No joke: Inflight meals delivered to your home

Barry Neild, CNNUpdated 3rd October 2014
(CNN) — Strange though it might seem, there are people who love inflight meals.
Stranger still, there are people who love inflight meals so much they want to eat them at home.
That's the premise behind a new venture that's begun making deliveries of airline-style dinners to addresses in Germany.
"Some of our customers called us and said we love to eat fresh food, but we don't want to have convenience food," says Max Thinius of online produce retailer Allyouneed.com.
To answer their call, in August the company teamed with LSG Sky Chefs, the catering arm of German airline Lufthansa to launch Air Food One.
Still in an eight-week trial period that Thinius describes as its "pre-pre-pilot stage," the service currently makes once-weekly deliveries in Germany's Dusseldorf and Cologne regions of meals inspired by Lufthansa's business class menus.
Menus include steak filets, chicken in pepper sauce and fried cod and retail at about $13. There are also vegetarian options.
Thinius says the meals appeal to working parents with kids to feed and to busy business travelers who perhaps don't want to go cold turkey after several days of tucking into delicious airplane food.
Menu testing
Air Food One's meals are better than the inflight equivalent, he insists, because they're delivered fresh for customers to heat up themselves instead of being precooked and packed into the metal crates used by commercial aviation caterers.
There's also the advantage of being able to eat them with real metal cutlery and -- depending on the customer's domestic setup -- without being repeatedly jostled by the person in the next seat.
"They're astonishingly OK," says Thinius. "I didn't think one could do such stuff that you heat and eat it, but it works.
"It's not as good as if you cook yourself -- unless you can't cook properly -- but it's OK."

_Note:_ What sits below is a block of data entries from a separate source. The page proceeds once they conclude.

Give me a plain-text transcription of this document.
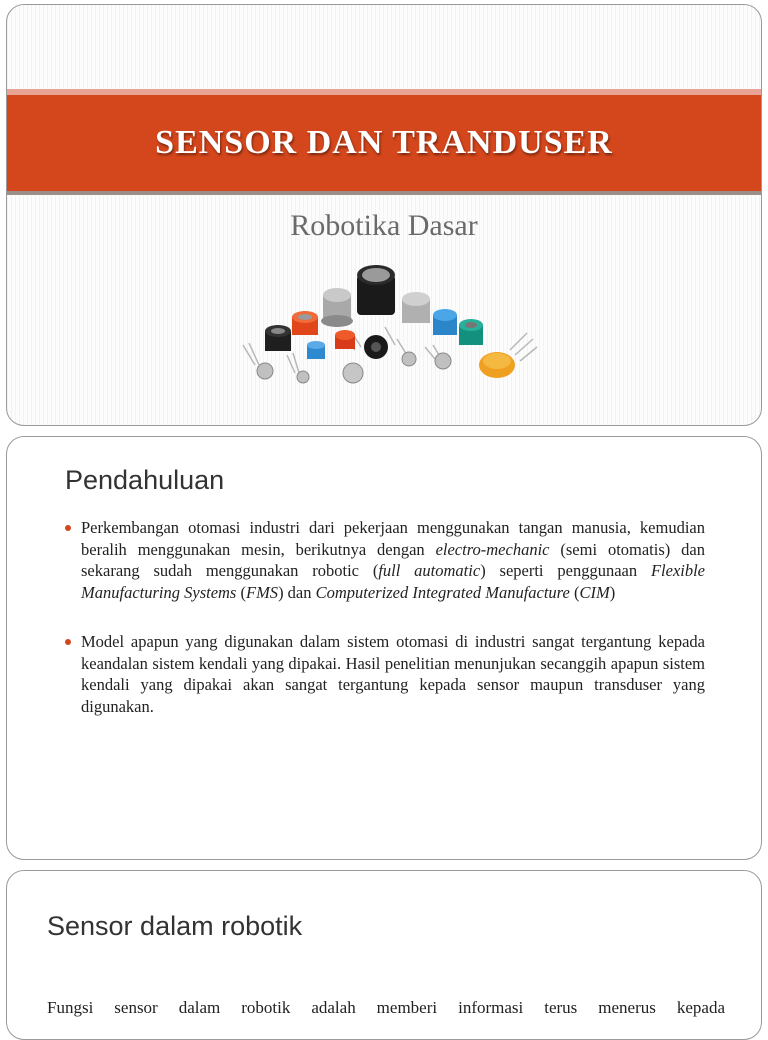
SENSOR DAN TRANDUSER
Robotika Dasar
Pendahuluan
Perkembangan otomasi industri dari pekerjaan menggunakan tangan manusia, kemudian beralih menggunakan mesin, berikutnya dengan electro-mechanic (semi otomatis) dan sekarang sudah menggunakan robotic (full automatic) seperti penggunaan Flexible Manufacturing Systems (FMS) dan Computerized Integrated Manufacture (CIM)
Model apapun yang digunakan dalam sistem otomasi di industri sangat tergantung kepada keandalan sistem kendali yang dipakai. Hasil penelitian menunjukan secanggih apapun sistem kendali yang dipakai akan sangat tergantung kepada sensor maupun transduser yang digunakan.
Sensor dalam robotik
Fungsi sensor dalam robotik adalah memberi informasi terus menerus kepada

The pilot service appears to be going well so far, he adds, but it's still too early to tell if it'll be rolled out further afield.
"If it will be successful we will of course expand, if it's not, we won't. There's a lot of things we have to test, not just if the meals are liked by the customers, but also the logistics."
So for the time being, the rest of us will have to suffer the inconvenience of long-haul travel if we're hungry for inflight flavors.
Or we could just settle for a sandwich.